Because the alphamap is less as big as heightmap I have one point in heigths that does not have a matching point in alphamap.

Am I missunderstanding something? Has had anyone else a problem like this?

Regards,
Marc

Maybe I have a hint on how it could work, but i will have to test:

Is it possible that Unity stores not the textures for a vertice but for a tile (e.g. x=0 to x=1 and z=0 to z=1)? Getting the textures from a tile of the terrain could be solved by mid values in the following way:

heightmap x=0 => take alphas for x=0 (First tile, so now prev value)
heightmap x=1 => take alphas mid values of x=0 AND x=1
heightmap x=2 => take alphas mid values of x=1 AND x=2

heightmap x=126 => take alphas mid values of x=125 AND x=126
heightmap x=127 (last tile) => take alphas values from x=127

or graphically:

A->E are terrain tiles, 0->5 are x coordinates:

0  1   2   3   4   5   <= x-values
 A | B | C | D | E     <= tiles

x=0: Colors from A
x=1: Mid for Colors from A/B
x=2: Mid for Colors from B/C
...
x=4: Mid for Colors from D/E
x=5: Colors for E

This would match the structure

Hello guys,

I tested the idea of kingmac2104 and I can confirm his theory.

I tested it like that:

  1. Take the terrain data and set one solid texture only in point 0/0 to 1.0f.

  2. Create a cube of size 1/1/1 and place it on terrain at 0.5/0.5

  3. start the game and you will see that the color of this texture is not completly hidden beneith the cube.

I doublechecked it with size 2/2 and again: same effect that texture on terrain is bigger than the cube.

So alphamap 0/0 means for the tile of size 1/1 reaching on terrain from 0/0 to 1/1.

Hope this answers helps to solve this question.

HeightMap is an array of vertexes.
AlphaMap is an array of faces.

Therefore, HeightMap will always be sized +1 larger than the AlphaMap.

Think about a single square. If we create an array of the vertexes in the square, we need a 2x2 array. If we are going to set the height of each of the corners, we loop through all 4 indexes in that array.
If we want to set the texture of a square, there is only 1 face, so we only need an array of 1x1.

It holds true for grids made of squares too. Grab some graph paper and draw it out.

Also, Unity Terrain objects will splat-map textures. That means that each face has a texture that blurs with the neighbor faces. This will make the texture look slightly larger/smaller than the actual size of the face.

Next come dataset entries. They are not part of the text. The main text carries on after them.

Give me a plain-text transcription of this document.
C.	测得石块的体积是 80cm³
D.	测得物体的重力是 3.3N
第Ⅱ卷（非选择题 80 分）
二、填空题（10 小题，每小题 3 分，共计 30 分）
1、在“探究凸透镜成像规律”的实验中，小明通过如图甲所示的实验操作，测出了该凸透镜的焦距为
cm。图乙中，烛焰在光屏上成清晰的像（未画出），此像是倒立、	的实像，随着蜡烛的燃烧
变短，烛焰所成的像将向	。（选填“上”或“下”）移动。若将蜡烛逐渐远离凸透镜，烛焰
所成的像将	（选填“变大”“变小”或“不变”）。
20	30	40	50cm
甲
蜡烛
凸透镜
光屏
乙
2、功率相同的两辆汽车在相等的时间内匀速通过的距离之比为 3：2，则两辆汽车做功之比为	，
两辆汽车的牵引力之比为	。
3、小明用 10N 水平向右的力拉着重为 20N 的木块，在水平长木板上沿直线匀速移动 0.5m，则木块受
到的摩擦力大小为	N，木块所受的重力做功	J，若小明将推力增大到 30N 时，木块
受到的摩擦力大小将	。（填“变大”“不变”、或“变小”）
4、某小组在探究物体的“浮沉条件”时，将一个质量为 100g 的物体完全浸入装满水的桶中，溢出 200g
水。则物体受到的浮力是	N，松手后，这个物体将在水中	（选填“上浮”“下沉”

I know it’s an old post. Google still leads here, so maybe this will help someone.

Hi, I did some intensive testing on this in Unity 2020.3 and I found the information given here to be incorrect.

This post is quite old but it is still the first result in google for the question so updating it will hopefully be helpful to any futur people trying to work with unity terrains.

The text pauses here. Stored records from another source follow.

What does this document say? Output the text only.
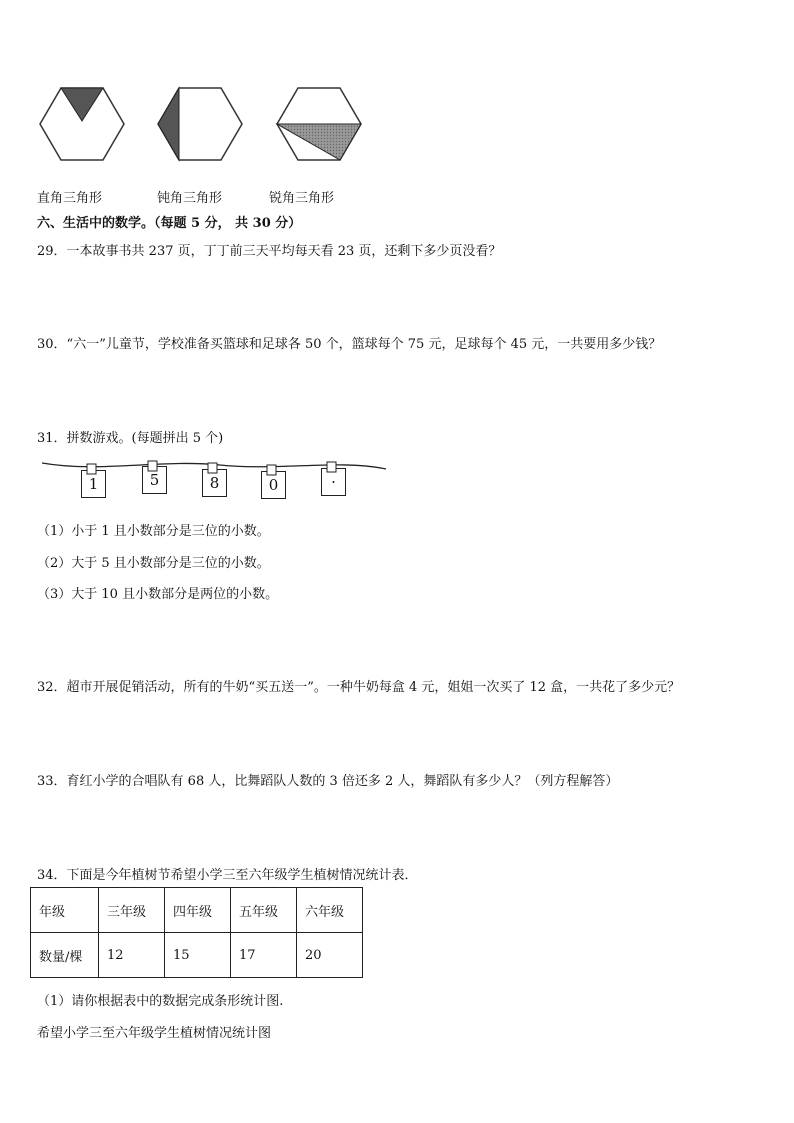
直角三角形	钝角三角形	锐角三角形
六、生活中的数学。（每题 5 分， 共 30 分）
29．一本故事书共 237 页，丁丁前三天平均每天看 23 页，还剩下多少页没看？
30．“六一”儿童节，学校准备买篮球和足球各 50 个，篮球每个 75 元，足球每个 45 元，一共要用多少钱？
31．拼数游戏。(每题拼出 5 个)
1	5	8	0	·
（1）小于 1 且小数部分是三位的小数。
（2）大于 5 且小数部分是三位的小数。
（3）大于 10 且小数部分是两位的小数。
32．超市开展促销活动，所有的牛奶“买五送一”。一种牛奶每盒 4 元，姐姐一次买了 12 盒，一共花了多少元？
33．育红小学的合唱队有 68 人，比舞蹈队人数的 3 倍还多 2 人，舞蹈队有多少人？（列方程解答）
34．下面是今年植树节希望小学三至六年级学生植树情况统计表．
年级	三年级	四年级	五年级	六年级
数量/棵	12	15	17	20
（1）请你根据表中的数据完成条形统计图.
希望小学三至六年级学生植树情况统计图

Each value of the AlphaMap DO NOT correpond to a face, contrary to what would make sense.
Best way to demonstrate this is to see that on the terrain border the value of AlphaMap apply on the edge.

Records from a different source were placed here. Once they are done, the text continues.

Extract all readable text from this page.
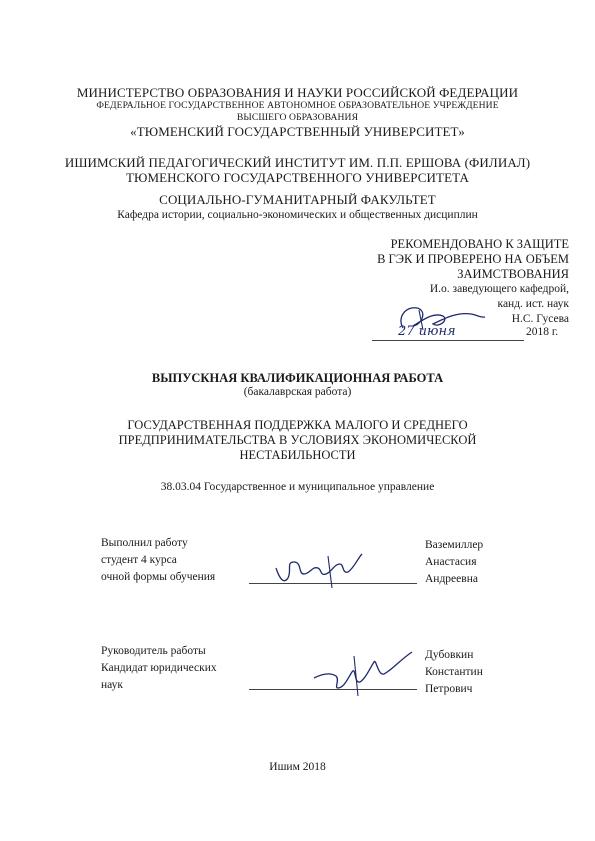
МИНИСТЕРСТВО ОБРАЗОВАНИЯ И НАУКИ РОССИЙСКОЙ ФЕДЕРАЦИИ
ФЕДЕРАЛЬНОЕ ГОСУДАРСТВЕННОЕ АВТОНОМНОЕ ОБРАЗОВАТЕЛЬНОЕ УЧРЕЖДЕНИЕ
ВЫСШЕГО ОБРАЗОВАНИЯ
«ТЮМЕНСКИЙ ГОСУДАРСТВЕННЫЙ УНИВЕРСИТЕТ»
ИШИМСКИЙ ПЕДАГОГИЧЕСКИЙ ИНСТИТУТ ИМ. П.П. ЕРШОВА (ФИЛИАЛ)
ТЮМЕНСКОГО ГОСУДАРСТВЕННОГО УНИВЕРСИТЕТА
СОЦИАЛЬНО-ГУМАНИТАРНЫЙ ФАКУЛЬТЕТ
Кафедра истории, социально-экономических и общественных дисциплин
РЕКОМЕНДОВАНО К ЗАЩИТЕ
В ГЭК И ПРОВЕРЕНО НА ОБЪЕМ
ЗАИМСТВОВАНИЯ
И.о. заведующего кафедрой,
канд. ист. наук
Н.С. Гусева
27 июня	2018 г.
ВЫПУСКНАЯ КВАЛИФИКАЦИОННАЯ РАБОТА
(бакалаврская работа)
ГОСУДАРСТВЕННАЯ ПОДДЕРЖКА МАЛОГО И СРЕДНЕГО
ПРЕДПРИНИМАТЕЛЬСТВА В УСЛОВИЯХ ЭКОНОМИЧЕСКОЙ
НЕСТАБИЛЬНОСТИ
38.03.04 Государственное и муниципальное управление
Выполнил работу
студент 4 курса
очной формы обучения
Ваземиллер
Анастасия
Андреевна
Руководитель работы
Кандидат юридических
наук
Дубовкин
Константин
Петрович
Ишим 2018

This means that HeightMap values and AlphaMap values behave the same, if they had the same size, each AlphaMap value would fall on an exact HeightMap edge/value. HOWEVER, AlphaMap is 1 smaller, so the values dont align.

You can see it clearly is you enable the shaded wireframe view in editor.

To illustrate, here is how AlphaMap and HeightMap values should align if AlphaMap where faces:

alpha :    a     a     a     a     a     a     a
height: h     h     h     h     h     h     h     h

Here is how values effectively missalign:

alpha : a      a      a      a      a      a      a
height: h     h     h     h     h     h     h     h

So no, it is not easy to tell what AlphaMap value correspond to what HeightMap value, simply because they dont align.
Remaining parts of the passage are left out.